Are consumers spending or saving in uncertain times?
15 May 2009
The popular belief is that in a downturn, consumers are more likely to think carefully before spending, and that a dent in sentiment is shared by both those facing job losses or cut backs in working hours and pay, as well as the majority that will end up retaining their jobs.
However research conducted by Dr Paul Henry, Chair of the Discipline of Marketing, in the Faculty of Economics and Business at The University of Sydney has shown that not all consumers behave the same way when times are bad.
"Research suggests that consumer spending, budgeting and money management behaviour are not necessarily as uniform as is popularly believed," said Dr Henry. "For example, careful budgeting is a particularly ingrained practice among those in higher-educated professional occupations because they are naturally confident and empowered, where as lower-income earners often struggle with budgeting throughout their lives."
Further to this, Dr Henry's research has also shown that when facing economic stress, consumers look at the problem through the lens of their distinctive worldview. For example, people who are skilled planners will be best equipped to adapt to difficult economic conditions however people who struggle with budgeting are worst placed to cope with an economic downturn.

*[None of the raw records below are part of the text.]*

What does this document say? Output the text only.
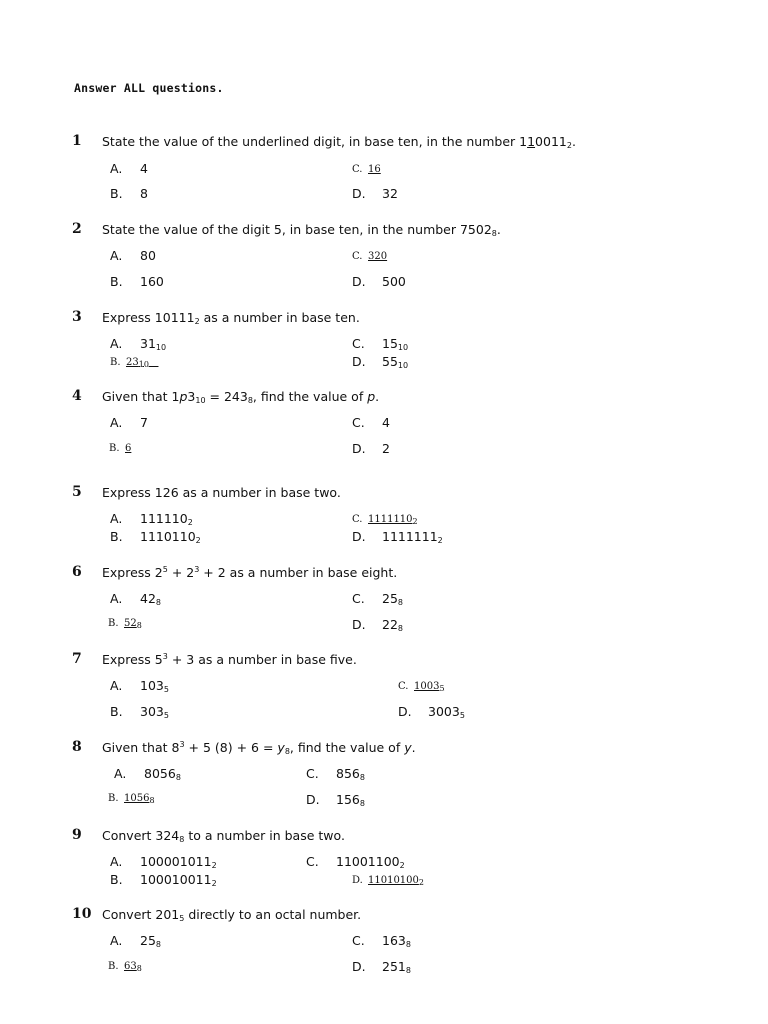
Answer ALL questions.
1 State the value of the underlined digit, in base ten, in the number $110011_2$.
A. 4	C. 16
B. 8	D. 32
2 State the value of the digit 5, in base ten, in the number $7502_8$.
A. 80	C. 320
B. 160	D. 500
3 Express $10111_2$ as a number in base ten.
A. $31_{10}$	C. $15_{10}$
B. $23_{10}$	D. $55_{10}$
4 Given that $1p3_{10} = 243_8$, find the value of p.
A. 7	C. 4
B. 6	D. 2
5 Express 126 as a number in base two.
A. $111110_2$	C. $1111110_2$
B. $1110110_2$	D. $1111111_2$
6 Express $2^5 + 2^3 + 2$ as a number in base eight.
A. $42_8$	C. $25_8$
B. $52_8$	D. $22_8$
7 Express $5^3 + 3$ as a number in base five.
A. $103_5$	C. $1003_5$
B. $303_5$	D. $3003_5$
8 Given that $8^3 + 5$ $(8) + 6 = y_8$, find the value of y.
A. $8056_8$	C. $856_8$
B. $1056_8$	D. $156_8$
9 Convert $324_8$ to a number in base two.
A. $100001011_2$	C. $11001100_2$
B. $100010011_2$	D. $11010100_2$
10 Convert $201_5$ directly to an octal number.
A. $25_8$	C. $163_8$
B. $63_8$	D. $251_8$
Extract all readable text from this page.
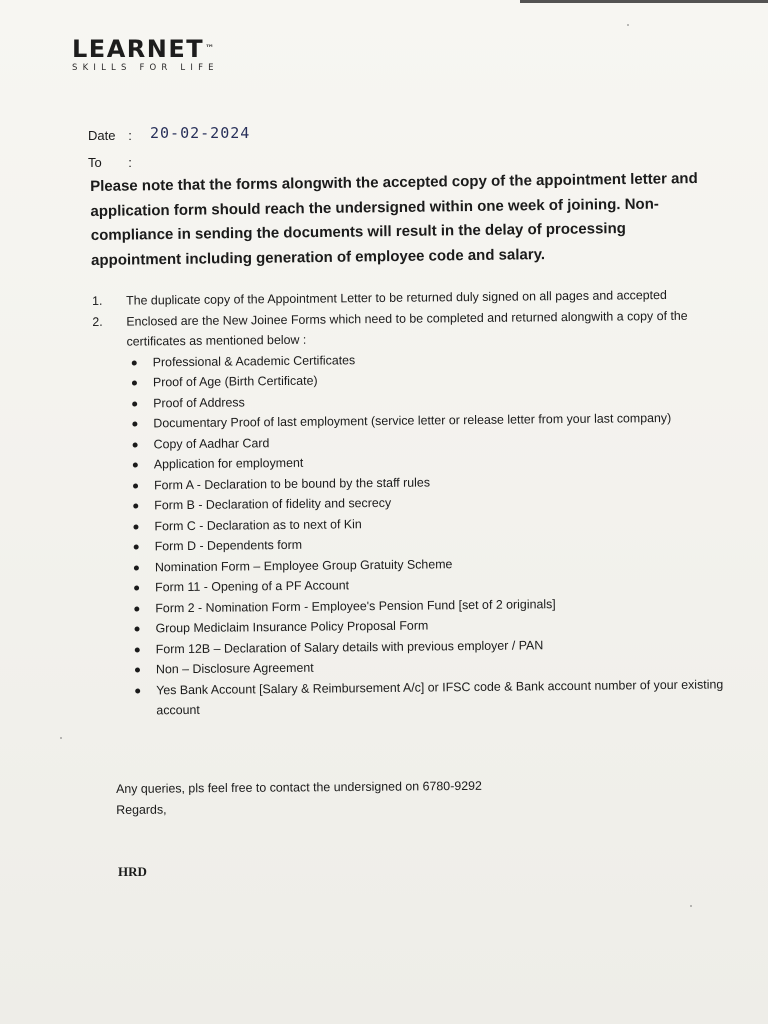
LEARNET™
SKILLS FOR LIFE
Date : 20-02-2024
To :

Please note that the forms alongwith the accepted copy of the appointment letter and application form should reach the undersigned within one week of joining. Non- compliance in sending the documents will result in the delay of processing appointment including generation of employee code and salary.

1. The duplicate copy of the Appointment Letter to be returned duly signed on all pages and accepted
2. Enclosed are the New Joinee Forms which need to be completed and returned alongwith a copy of the certificates as mentioned below :
Professional & Academic Certificates
Proof of Age (Birth Certificate)
Proof of Address
Documentary Proof of last employment (service letter or release letter from your last company)
Copy of Aadhar Card
Application for employment
Form A - Declaration to be bound by the staff rules
Form B - Declaration of fidelity and secrecy
Form C - Declaration as to next of Kin
Form D - Dependents form
Nomination Form – Employee Group Gratuity Scheme
Form 11 - Opening of a PF Account
Form 2 - Nomination Form - Employee's Pension Fund [set of 2 originals]
Group Mediclaim Insurance Policy Proposal Form
Form 12B – Declaration of Salary details with previous employer / PAN
Non – Disclosure Agreement
Yes Bank Account [Salary & Reimbursement A/c] or IFSC code & Bank account number of your existing account
Any queries, pls feel free to contact the undersigned on 6780-9292
Regards,
HRD
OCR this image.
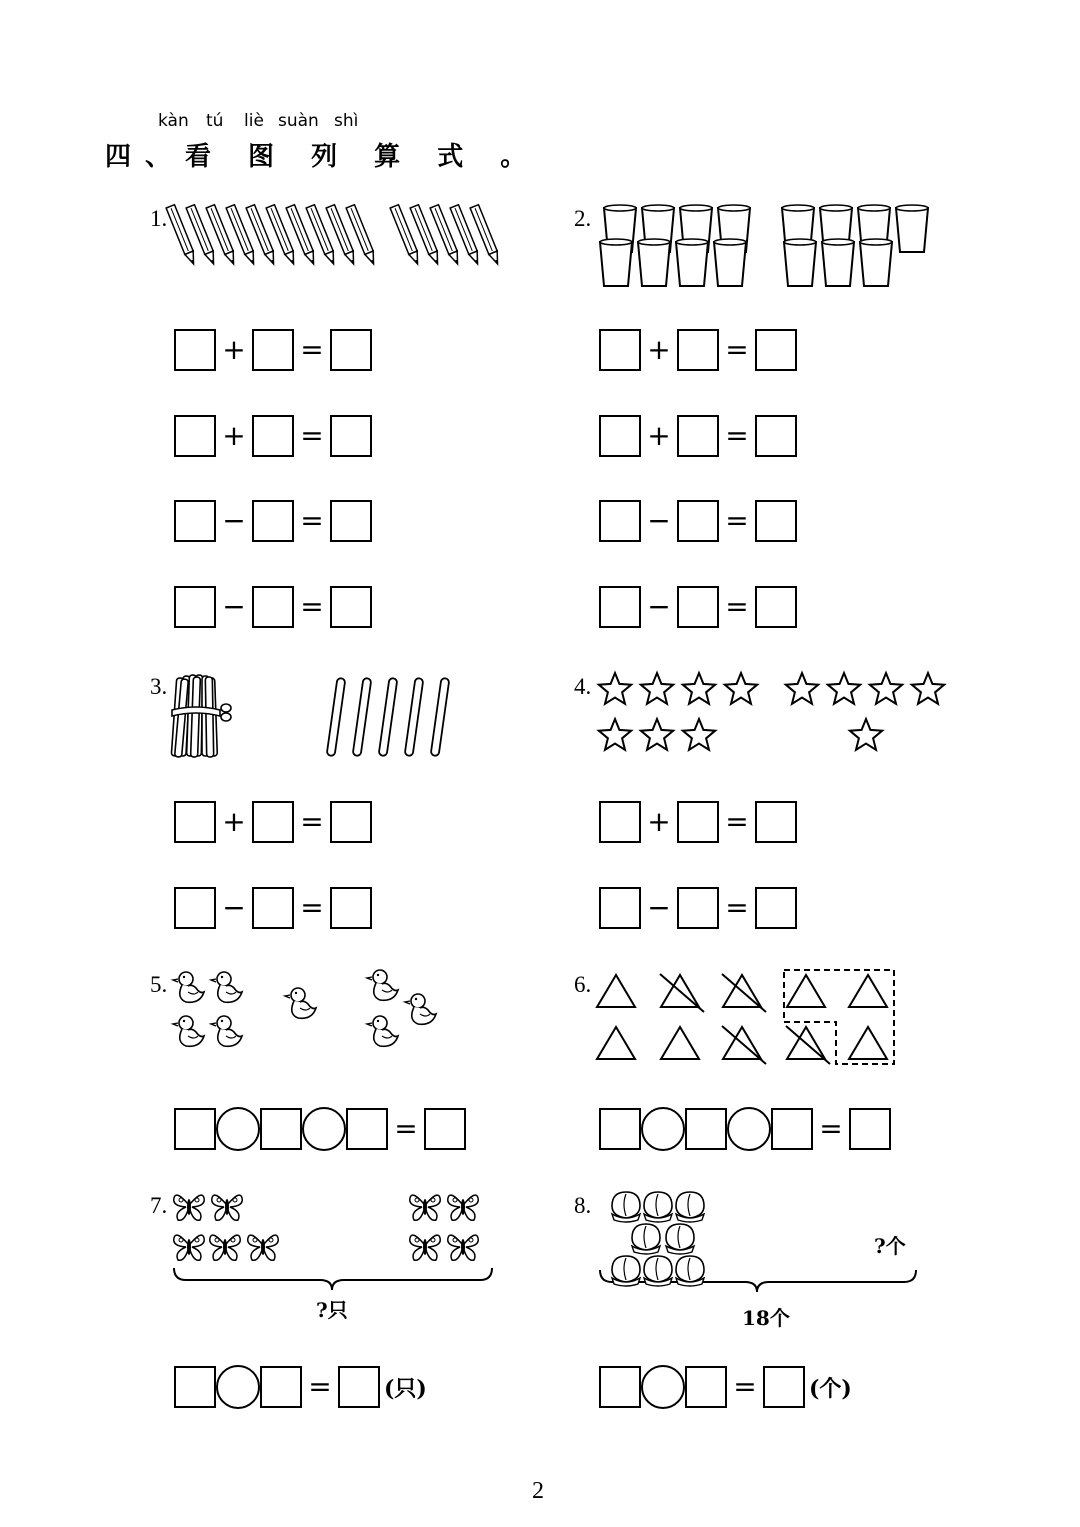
kàn tú liè suàn shì
四、看 图 列 算 式 。
1.	2.
+ =	+ =
+ =	+ =
− =	− =
− =	− =
3.	4.
+ =	+ =
− =	− =
5.	6.
7.
?只
8.
?个
18个
=	=
= (只)	= (个)
2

Dr Henry said: "Since marketing developed as a discipline some 50 years ago, a central tenant has been to break customers into like groups - and decide which group to focus on. This approach is even more important in the case of a downturn, when marketers need to look at the particular distinctive ways of thinking of their primary consumer group, and how they are likely to cope."
Dr Henry introduced the inaugural Faculty of Economics and Business, Powered By Research breakfast seminar on Friday 15 May. He was joined in a lively panel discussion by influential author, broadcaster and copywriter Jane Caro; as well as other marketing professionals Peter Drinkwater (Director, Added value), Angus Frazer (Head of Strategy, Mitchell & Partners) and Economics Editor of the Australian Newspaper, Michael Stutchbury.